Liputan6.com, Jakarta - Bareskrim Polri turun tangan menyelidiki kasus dugaan penipuan undangan pernikahan lewat aplikasi WhatsApp. Dirtipidsiber Bareskrim Polri Brigjen Adi Vivid Agustiadi Bachtiar menerangkan, modus semacam ini berbeda dengan yang pernah diungkap oleh Bareskrim Polri.

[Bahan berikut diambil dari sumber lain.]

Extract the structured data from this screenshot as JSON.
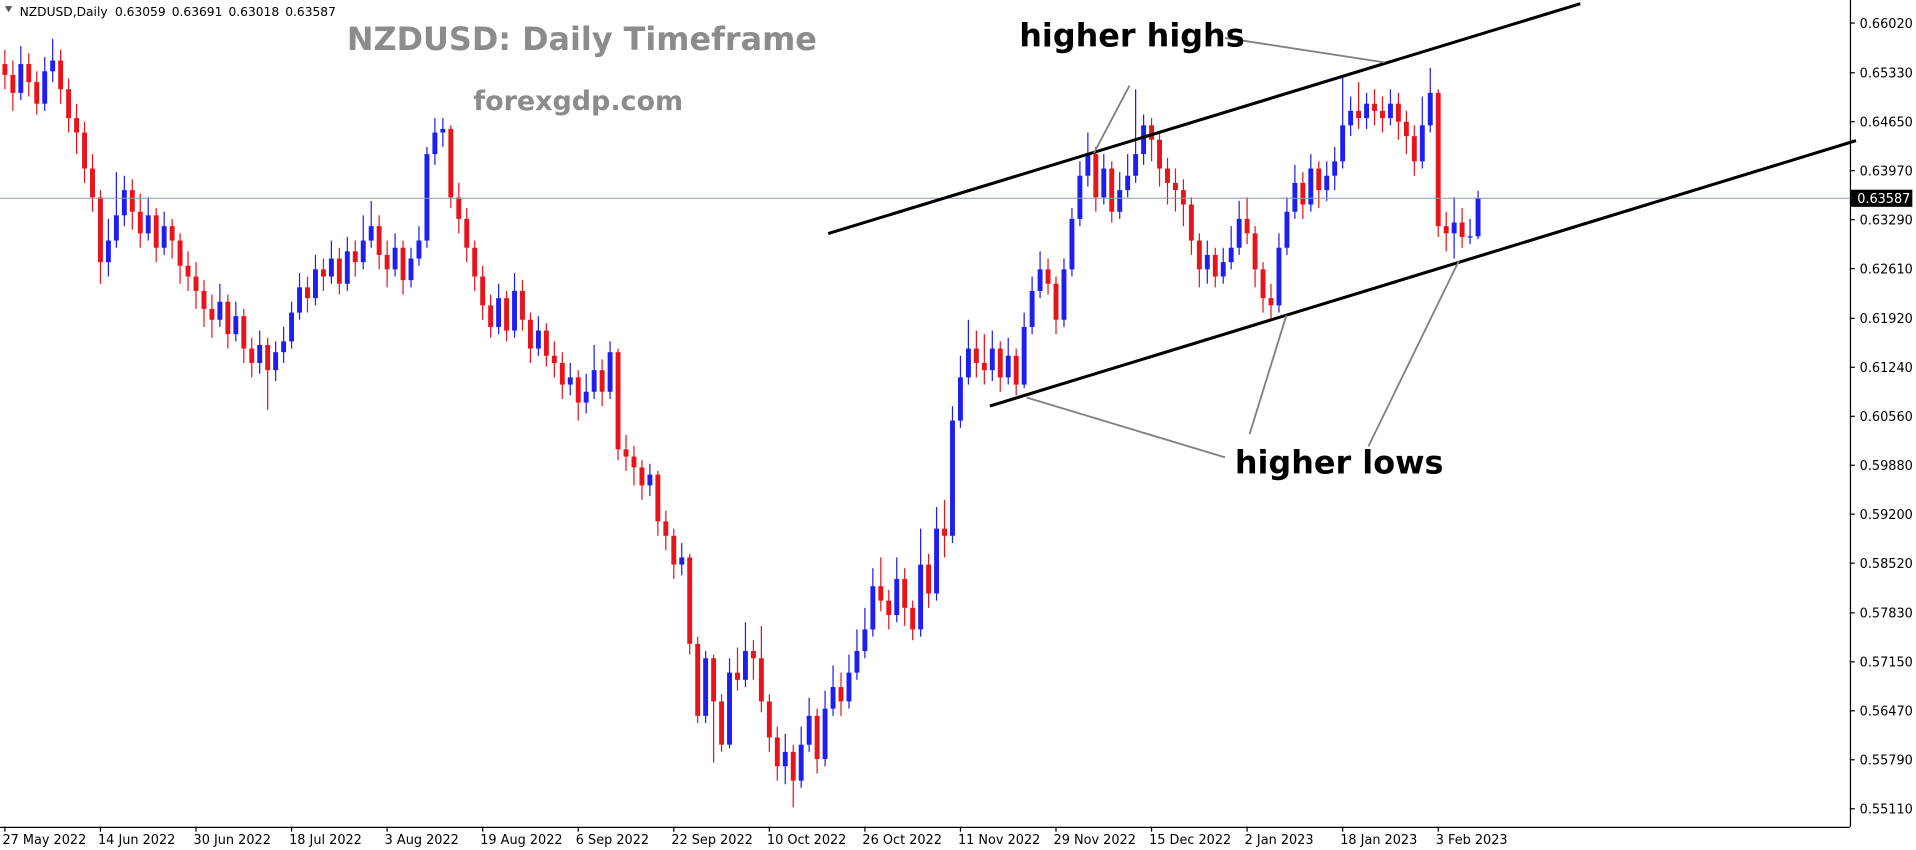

"Jaringan kemarin fokus kepada nasabah bank tertentu dengan menyasar fasilitas online bank sedangkan terkait modus baru dengan menggunakan undangan pernikahan tim kami masih melakukan penyelidikan," kata Adi Vivid dalam keterangan dikutip, Minggu (29/1/2023).
Adi vivid menerangkan, Bareskrim Polri hingga kini belum menerima laporan dari pihak yang dirugikan. Karenanya, dia mengimbau kepada masyarakat yang pernah menjadi korban modus tersebut segera membuat laporan polisi.
"Sampai saat ini di Bareskrim belum ada pelaporan tentang hal tersebut. Saya mengimbau apabila ada yang menjadi korban segera melaporkan agar bisa ditangani secara cepat," ujar dia.
Baca Juga
Advertisement
Aksi penipuan yang memanfaatkan platform WhatsApp kembali terjadi. Kali ini, media sosial diramaikan dengan adanya modus penipuan melalui undangan pernikahan yang disebar melalui aplikasi WhatsApp.
Berdasarkan informasi yang dihimpun, pesan yang disebar itu diberi nama Surat Undangan Pernikahan. Meski diberi nama Undangan Pernikahan, format file yang dikirimkan ternyata APK atau format file untuk aplikasi Android.
Ubah Password
Dalam pesan yang disebar, pengirim tidak memperkenalkan dirinya. Namun, pengirim hanya meminta penerima agar membuka file APK yang dikirimkannya untuk mengetahui informasi yang diberikan.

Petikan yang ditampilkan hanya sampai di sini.